Sunday, August 19, 2007

one more book worth mentioning

I'm reading "28 Stories of AIDS in Africa" by Stephanie Nolen that a neighbor, Denis, lent me.
A very good book and very easy to read since it is broken down into 28 completely independent stories. And even though the content is obviously a little heavy it is quite readable and not written as a tear jerker.
Of course I started with the stories about Mozambique and South Africa. I would say that for me so far the interesting part has not been so far the AIDS part per say, sorry to say but this is just not a surprise. However peppered through the stories are a few pieces of information which are not that easy to come by otherwise.
Here is one about Mozambique that rings very true (well obviously it is true, but I mean to say that it is something shockingly obvious when you are there):
"660,000 of Mozambique's eighteen million people have formal jobs."
I want to add to this that the population of Mozambique is very young. Lots of kids, yes, but also no old people, or only very rare old folks. I have seen two old women and one old man during my stay there. The civil war, the land mines, malaria and AIDS took care of those.

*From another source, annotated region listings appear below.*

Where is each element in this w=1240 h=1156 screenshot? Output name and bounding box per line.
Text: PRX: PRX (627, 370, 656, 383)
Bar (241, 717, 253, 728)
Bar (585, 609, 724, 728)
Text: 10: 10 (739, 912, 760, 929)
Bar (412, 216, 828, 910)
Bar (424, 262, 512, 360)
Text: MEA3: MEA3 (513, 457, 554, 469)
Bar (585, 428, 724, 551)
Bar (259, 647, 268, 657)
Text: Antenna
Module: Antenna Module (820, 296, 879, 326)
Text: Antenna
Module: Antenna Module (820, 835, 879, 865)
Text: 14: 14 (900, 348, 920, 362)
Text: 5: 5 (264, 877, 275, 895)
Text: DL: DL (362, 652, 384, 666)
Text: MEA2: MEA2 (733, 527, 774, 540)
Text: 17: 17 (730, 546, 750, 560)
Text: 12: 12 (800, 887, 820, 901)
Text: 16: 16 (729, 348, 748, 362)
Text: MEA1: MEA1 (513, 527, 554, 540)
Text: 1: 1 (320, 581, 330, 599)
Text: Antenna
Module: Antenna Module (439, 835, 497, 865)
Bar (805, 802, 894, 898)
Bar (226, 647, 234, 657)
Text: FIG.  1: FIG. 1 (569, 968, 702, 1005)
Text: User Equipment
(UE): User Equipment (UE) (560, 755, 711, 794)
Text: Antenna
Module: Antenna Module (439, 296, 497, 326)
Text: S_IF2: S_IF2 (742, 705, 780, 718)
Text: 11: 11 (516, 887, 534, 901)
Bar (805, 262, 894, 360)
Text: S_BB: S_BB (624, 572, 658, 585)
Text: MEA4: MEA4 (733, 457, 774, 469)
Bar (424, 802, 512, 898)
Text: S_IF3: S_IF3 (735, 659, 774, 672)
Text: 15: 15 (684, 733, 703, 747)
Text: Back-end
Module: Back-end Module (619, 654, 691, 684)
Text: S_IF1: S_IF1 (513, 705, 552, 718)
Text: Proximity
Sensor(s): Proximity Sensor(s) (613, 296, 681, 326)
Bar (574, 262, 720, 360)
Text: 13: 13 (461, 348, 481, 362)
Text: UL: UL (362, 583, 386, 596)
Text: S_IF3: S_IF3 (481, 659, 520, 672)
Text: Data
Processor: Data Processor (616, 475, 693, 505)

So I would guess that only 50% of the population is of what would be considered "working age" ...this is just a visual estimate coming from me so really it doesn't mean much, take it for what it is.

Also an interesting side effect of such a statistic is that young male Mozambicans are difficult to work with. At first they are super dedicated to their job but after a few rotations off and a few trips home, where they are now "elite" just because they have a job, they come back as arrogant as they can be. We have had a few problems lately. It is an old communist system with unions out of the ying yang (downtown Maputo, the capital city, has street names like Karl Marx, Mao Tse-tung etc) there is not much really we can do about it but grim and bear it... The same union which forbid us to pay the workers more than the prescribed rate is now telling us that the rate has to go up, tells us by how much etc...So that I cannot get the better workers to officially get a better pay...of course what ever bonuses I want to get is my own deal...I give those out of my own pocket, the client company (never mention the name of the client company on a public blog) is unaware of it too. As far I can imagine they couldn't possibly care less as long as I don't bill them for it!

I guess that all over the world it takes about four months for human nature to take for granted what ever they have.